All the Confucian Fist clones, relieved of duty. This was about his wife, then. They thought she was behind the attack. And they feared her influence over the clones.
Damn.
He saw not a single student or faculty member in the red-lit computer science building. Outside, it was dark, sometime in the dead of night. Hard rain fell on them. Tank-like armored vehicles crouched on the street, huge guns and extended missile launchers pointed at the building. Between them, portable lights illuminated a military helicopter in the middle of the road. It sat there, waiting for them, rotors spinning, weapons mounted on its stubby wings, mirror-faced armored soldiers surrounding it. Its mottled skin glimmered in the rain and the sodium lights.
Chen heard more rotors up above. He raised his face, using his hand to shield himself from the rain. In the air above he could see dim red lights illuminating four smaller, sleeker, more deadly-looking helicopters circling around them, like birds of prey coolly regarding the ground, waiting for their moment to pounce.
And who knew what lethal weapons he didn’t see.
Zhao gestured for Chen to board the craft.
“My phone… my slate…” Chen shouted to be heard over the rain and the roar of the rotors.
Zhao nodded and yelled back, “They’ll be returned to you at the appropriate time.”
They suspect me too, Chen thought with dread.
He’d been ready to accept death hours ago, but now he very much wanted to live. And to do so, he had to persuade Bo Jintao that he wasn’t a threat. Chen boarded the helicopter, a chill sinking into him from more than the rain. Zhao boarded after him, and then they were aloft.
From the air Chen got his first look at Shanghai. Then he understood.
They flew through the urban canyons between lifeless skyscrapers, their escort helicopters flanking them. The city was a wasteland. Where there should have been light, there was darkness. A dim flicker of candles or flashlights shone in some windows. Down below, on the streets, there were fires. The immobile hulks of cars littered the roads. Water flowed around them. Soldiers manned checkpoints, directed spotlights from place to place. As they passed over an expensive block an explosion sounded, and then the sharp report of automatic weapons.
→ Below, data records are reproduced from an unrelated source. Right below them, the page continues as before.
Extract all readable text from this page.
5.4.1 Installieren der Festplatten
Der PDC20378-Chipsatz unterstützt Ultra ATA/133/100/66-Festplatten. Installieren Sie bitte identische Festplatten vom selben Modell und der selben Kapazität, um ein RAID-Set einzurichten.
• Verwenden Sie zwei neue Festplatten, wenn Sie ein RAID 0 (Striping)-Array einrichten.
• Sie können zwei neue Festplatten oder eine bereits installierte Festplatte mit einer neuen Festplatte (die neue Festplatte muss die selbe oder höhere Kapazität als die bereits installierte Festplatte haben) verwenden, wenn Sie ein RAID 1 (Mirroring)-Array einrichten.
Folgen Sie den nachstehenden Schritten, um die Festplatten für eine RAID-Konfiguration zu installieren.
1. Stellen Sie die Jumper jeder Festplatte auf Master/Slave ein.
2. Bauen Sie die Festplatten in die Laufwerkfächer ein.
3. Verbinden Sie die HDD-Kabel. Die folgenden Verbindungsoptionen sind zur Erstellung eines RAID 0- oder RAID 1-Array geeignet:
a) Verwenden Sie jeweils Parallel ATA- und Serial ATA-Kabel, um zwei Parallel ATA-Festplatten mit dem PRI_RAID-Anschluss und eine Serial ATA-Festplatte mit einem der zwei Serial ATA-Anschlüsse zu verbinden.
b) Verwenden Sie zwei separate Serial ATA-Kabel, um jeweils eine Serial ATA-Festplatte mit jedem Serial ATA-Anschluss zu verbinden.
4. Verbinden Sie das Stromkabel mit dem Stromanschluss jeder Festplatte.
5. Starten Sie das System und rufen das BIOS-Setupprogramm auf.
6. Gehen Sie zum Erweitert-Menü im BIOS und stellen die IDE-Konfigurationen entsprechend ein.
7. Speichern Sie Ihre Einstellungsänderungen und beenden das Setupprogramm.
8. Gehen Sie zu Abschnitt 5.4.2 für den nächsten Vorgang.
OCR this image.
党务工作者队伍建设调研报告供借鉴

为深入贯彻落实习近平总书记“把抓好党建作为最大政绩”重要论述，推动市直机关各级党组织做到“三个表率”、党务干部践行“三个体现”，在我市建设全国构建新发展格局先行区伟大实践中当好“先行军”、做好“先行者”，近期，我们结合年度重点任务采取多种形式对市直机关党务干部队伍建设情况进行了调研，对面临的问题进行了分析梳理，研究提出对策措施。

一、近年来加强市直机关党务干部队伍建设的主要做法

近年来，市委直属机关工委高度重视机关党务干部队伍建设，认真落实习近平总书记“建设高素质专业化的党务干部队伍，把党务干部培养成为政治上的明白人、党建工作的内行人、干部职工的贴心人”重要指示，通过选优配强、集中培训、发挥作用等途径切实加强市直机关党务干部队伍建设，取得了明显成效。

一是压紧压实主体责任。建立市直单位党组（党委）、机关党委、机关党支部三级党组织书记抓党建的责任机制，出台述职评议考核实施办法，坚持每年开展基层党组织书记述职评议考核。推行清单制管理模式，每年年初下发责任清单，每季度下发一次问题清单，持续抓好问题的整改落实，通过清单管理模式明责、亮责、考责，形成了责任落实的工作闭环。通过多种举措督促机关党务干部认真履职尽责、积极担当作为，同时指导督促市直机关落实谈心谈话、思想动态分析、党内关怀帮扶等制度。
He saw people in the street, a mob of them pressing against a store front. Looters. The mob moved forward, and from the doorway he saw the flare of gunfire.
Then the chopper was past and he lost sight of them.
Face pale, Chen turned to Zhao next to him. “What happened?”
“The most damaging cyber-attack of all time, Professor. It disabled the on-board computers of hundreds of thousands of cars, sent electrical surges that destroyed hundreds of power substations, knocked out the trains, the ferry terminal, the public safety surveillance systems. Even the sewers. The intelligent water routing that separates waste water and rainwater has failed, and so now we have raw sewage flooding the streets.”
Chen couldn’t breathe. Could Su-Yong have done this?
“My daughter?” he asked.
“Safe,” Zhao said. “We have men with her.”
Chen nodded.
“Deaths?” he asked.
“Hundreds so far,” Zhao said. “Car crashes. Fires. We have thousands trapped in subways that are filling up with water. And violence. People know the delivery trucks will not be running tomorrow. So they loot the stores, steal from each other. Billions of yuan of damage, at least.”